L’indécis

Jean a invité Jeannine à diner. La soirée d’été est douce. Sous la tonnelle, le restaurateur a l’habitude de dresser une table d’amoureux potentiels. Deux bougies en forme d’anges ailés, jettent leurs flammes dans le regard clair de Jeannine. Le profil déterminé de la jeune femme est finement dessiné par la lueur qui provient de la salle principale de l’établissement.

Jeannine trouve de la gentillesse et du savoir-vivre à ce garçon. Mais elle est bien décidée à ne pas s’engager dans une liaison à la légère. Dans un couple, il faut désormais que les conditions de vie soient équilibrées. Jeannine a trop souffert de voir sa mère rivée aux fourneaux pendant des années, alors que son père trônait dans son fauteuil, plongé dans la lecture de son quotidien sportif préféré. Pour Jeannine, il faudra que son homme partage les tâches ménagères. Et puis d’ailleurs, s’il en faisait un peu plus que sa part, ce ne serait pas un scandale. Ce ne serait qu’une réparation bien légère de l’injuste dictature que les femmes ont subi depuis plusieurs siècles, humiliées et confinées dans les tâches les plus viles de la vie domestique. 

Ce soir, Jeannine se sent attirée, tout en gardant un esprit de vengeresse. Ce sera donnant-donnant. Jean, lui a cédé à une impulsion. Un observateur impartial de son regard ébahi et son  visage d’adolescent qui ont séduit sa compagne comprendrait tout de suite que Jean n’est pas très sûr de ce qu’il est en train de faire. Ni de la suite qu’il donnera à cette soirée. 

Le cadre est adapté, mais le menu est simple. Avec ses émoluments d’employé de banque, Jean ne peut pas se lancer dans des dépenses inconsidérées ni aborder les meilleurs restaurants de la ville. On se contentera aujourd’hui de cette gargote populaire, suffisante pour se donner l’impression d’une « vraie » sortie. Au moment des crudités d’été, la conversation roule sur le travail de Jeannine. Elle est encore salariée dans le salon de coiffure du quartier, mais un jour, elle le sait, elle aura suffisamment économisé pour ouvrir sa propre boutique. Elle a beaucoup d’idées : l’ambiance y sera moderne, on viendra pour s’y reposer et non pas pour papoter ou colporter des ragots comme chez Madame Dubuisson. Et puis, pour les jours de fête, elle saura imaginer des coiffures incroyables auxquelles s’attèlera une armée d’apprenties qu’elle aura enfin sous ses ordres. 
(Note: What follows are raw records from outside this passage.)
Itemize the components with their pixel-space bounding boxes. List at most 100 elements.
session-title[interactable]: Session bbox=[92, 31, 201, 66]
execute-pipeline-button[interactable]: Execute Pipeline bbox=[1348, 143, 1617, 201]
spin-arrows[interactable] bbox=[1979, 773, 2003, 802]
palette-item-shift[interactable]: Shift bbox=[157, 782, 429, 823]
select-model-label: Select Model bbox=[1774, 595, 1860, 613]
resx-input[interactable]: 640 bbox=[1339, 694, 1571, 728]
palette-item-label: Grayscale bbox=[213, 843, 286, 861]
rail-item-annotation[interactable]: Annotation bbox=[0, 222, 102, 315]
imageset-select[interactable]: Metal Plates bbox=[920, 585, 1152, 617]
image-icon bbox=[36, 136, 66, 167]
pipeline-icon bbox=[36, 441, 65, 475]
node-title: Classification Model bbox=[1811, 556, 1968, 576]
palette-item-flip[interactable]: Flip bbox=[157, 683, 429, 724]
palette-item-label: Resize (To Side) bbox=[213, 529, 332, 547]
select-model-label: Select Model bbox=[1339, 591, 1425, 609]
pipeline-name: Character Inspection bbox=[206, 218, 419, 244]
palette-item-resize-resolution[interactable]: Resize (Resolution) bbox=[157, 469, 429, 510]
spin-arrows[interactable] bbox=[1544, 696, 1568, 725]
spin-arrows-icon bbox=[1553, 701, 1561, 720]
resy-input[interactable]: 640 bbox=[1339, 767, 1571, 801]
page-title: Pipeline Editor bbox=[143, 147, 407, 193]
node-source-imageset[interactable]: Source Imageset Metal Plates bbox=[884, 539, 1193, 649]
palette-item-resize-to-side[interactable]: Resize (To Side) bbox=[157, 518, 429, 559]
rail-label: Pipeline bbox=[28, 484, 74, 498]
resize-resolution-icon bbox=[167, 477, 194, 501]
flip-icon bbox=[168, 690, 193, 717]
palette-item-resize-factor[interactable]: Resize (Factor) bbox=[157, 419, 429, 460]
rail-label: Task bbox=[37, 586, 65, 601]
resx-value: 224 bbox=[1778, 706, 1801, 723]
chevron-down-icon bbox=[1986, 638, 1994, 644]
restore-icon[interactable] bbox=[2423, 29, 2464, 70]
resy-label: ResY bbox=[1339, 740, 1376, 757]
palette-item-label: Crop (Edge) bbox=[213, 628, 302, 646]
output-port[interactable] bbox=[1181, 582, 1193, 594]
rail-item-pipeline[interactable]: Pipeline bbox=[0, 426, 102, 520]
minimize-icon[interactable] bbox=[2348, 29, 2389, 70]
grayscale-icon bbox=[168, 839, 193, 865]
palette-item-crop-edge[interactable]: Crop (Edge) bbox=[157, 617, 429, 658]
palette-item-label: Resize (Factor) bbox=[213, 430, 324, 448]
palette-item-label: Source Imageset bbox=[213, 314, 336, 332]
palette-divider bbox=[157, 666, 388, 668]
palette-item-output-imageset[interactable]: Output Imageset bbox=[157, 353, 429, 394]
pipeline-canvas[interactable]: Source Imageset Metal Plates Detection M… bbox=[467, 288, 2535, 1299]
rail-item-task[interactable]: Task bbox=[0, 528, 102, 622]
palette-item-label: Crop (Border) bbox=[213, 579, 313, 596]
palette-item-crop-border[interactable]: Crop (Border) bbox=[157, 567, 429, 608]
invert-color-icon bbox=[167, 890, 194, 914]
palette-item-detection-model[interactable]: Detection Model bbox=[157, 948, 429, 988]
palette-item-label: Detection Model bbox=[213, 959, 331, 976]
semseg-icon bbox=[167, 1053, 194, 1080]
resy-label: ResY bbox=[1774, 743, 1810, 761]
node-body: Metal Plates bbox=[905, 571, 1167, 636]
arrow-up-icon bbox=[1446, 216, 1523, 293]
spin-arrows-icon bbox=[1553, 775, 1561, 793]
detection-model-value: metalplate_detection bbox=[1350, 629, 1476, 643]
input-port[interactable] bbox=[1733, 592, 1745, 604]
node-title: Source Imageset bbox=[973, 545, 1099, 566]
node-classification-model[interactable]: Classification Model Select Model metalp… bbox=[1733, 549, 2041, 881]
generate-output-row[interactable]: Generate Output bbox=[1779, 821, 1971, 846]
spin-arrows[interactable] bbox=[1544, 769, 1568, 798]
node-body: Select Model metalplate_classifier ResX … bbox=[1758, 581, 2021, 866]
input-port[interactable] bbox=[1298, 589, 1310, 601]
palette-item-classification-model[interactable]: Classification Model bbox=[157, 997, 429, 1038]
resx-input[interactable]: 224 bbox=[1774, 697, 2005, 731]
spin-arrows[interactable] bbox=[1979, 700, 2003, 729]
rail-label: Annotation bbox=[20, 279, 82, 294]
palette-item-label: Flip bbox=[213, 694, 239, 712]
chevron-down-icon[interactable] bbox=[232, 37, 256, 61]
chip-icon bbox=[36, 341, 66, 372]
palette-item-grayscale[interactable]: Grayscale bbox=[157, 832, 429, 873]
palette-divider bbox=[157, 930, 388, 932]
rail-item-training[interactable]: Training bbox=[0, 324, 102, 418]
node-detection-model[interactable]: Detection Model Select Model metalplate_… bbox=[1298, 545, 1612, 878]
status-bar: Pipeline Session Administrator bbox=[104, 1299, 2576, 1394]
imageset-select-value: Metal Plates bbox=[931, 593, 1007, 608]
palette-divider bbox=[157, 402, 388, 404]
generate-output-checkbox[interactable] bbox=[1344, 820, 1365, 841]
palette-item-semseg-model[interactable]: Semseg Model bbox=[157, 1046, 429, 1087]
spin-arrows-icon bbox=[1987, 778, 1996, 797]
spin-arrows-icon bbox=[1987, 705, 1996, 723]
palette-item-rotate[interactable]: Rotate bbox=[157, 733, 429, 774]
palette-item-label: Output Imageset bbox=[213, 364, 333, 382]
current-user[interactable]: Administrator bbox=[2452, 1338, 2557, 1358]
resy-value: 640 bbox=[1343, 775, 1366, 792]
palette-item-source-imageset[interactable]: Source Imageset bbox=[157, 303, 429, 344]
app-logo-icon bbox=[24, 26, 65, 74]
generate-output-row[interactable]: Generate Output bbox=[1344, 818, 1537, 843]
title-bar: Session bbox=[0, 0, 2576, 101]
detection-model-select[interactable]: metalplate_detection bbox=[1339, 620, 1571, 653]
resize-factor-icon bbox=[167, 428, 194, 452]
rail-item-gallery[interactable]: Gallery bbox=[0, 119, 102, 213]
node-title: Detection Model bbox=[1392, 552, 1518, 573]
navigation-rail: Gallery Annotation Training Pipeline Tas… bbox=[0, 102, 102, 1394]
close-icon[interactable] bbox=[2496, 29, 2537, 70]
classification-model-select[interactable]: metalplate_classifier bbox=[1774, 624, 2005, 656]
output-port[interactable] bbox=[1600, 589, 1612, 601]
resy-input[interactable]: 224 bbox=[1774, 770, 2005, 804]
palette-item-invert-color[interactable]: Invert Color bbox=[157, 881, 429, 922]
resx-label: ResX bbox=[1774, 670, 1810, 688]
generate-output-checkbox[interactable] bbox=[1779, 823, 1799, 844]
En fixant son visage ferme, Jean pense qu’il serait fier de montrer Jeannine à son bras. C’est une femme qui s’impose par sa seule présence. Issue d’une famille modeste, elle fera sa place à la force de son doux poignet. Jean pèse le contre. Avec une femme comme Jeannine, il faudra se montrer actif. Jean tire déjà un trait sur les longues matinées du dimanche qu’il passe à rêvasser dans son lit, après que sa mère lui ait apporté son petit déjeuner. Peut-être même qu’il sera obligé de préparer lui-même le plateau de sa belle ! Jean n’a pas la moindre idée du fonctionnement d’une cafetière ! 

Et puis, avec la taille et la silhouette qu’elle montre, elle exigera sûrement que son conjoint ne se laisse pas physiquement allé. Il faudra certainement se mettre au sport ! Transpirer, se torturer le corps,  souffrir, quoi ! Quelle horreur ! Lorsque le dos de colin sauce Nantua est servi, Jean n’a toujours pas pris de décision. Au-delà de ses idées bien arrêtées, Jeannine est marrante. En matière de cinéma, elle aime le fantastique comme lui. En groupe, elle est toujours la première à s’amuser et à organiser des soirées festives. Jean adore ! Elle dit que ça lui permet de s’évader du quotidien plat et morose du salon où elle travaille.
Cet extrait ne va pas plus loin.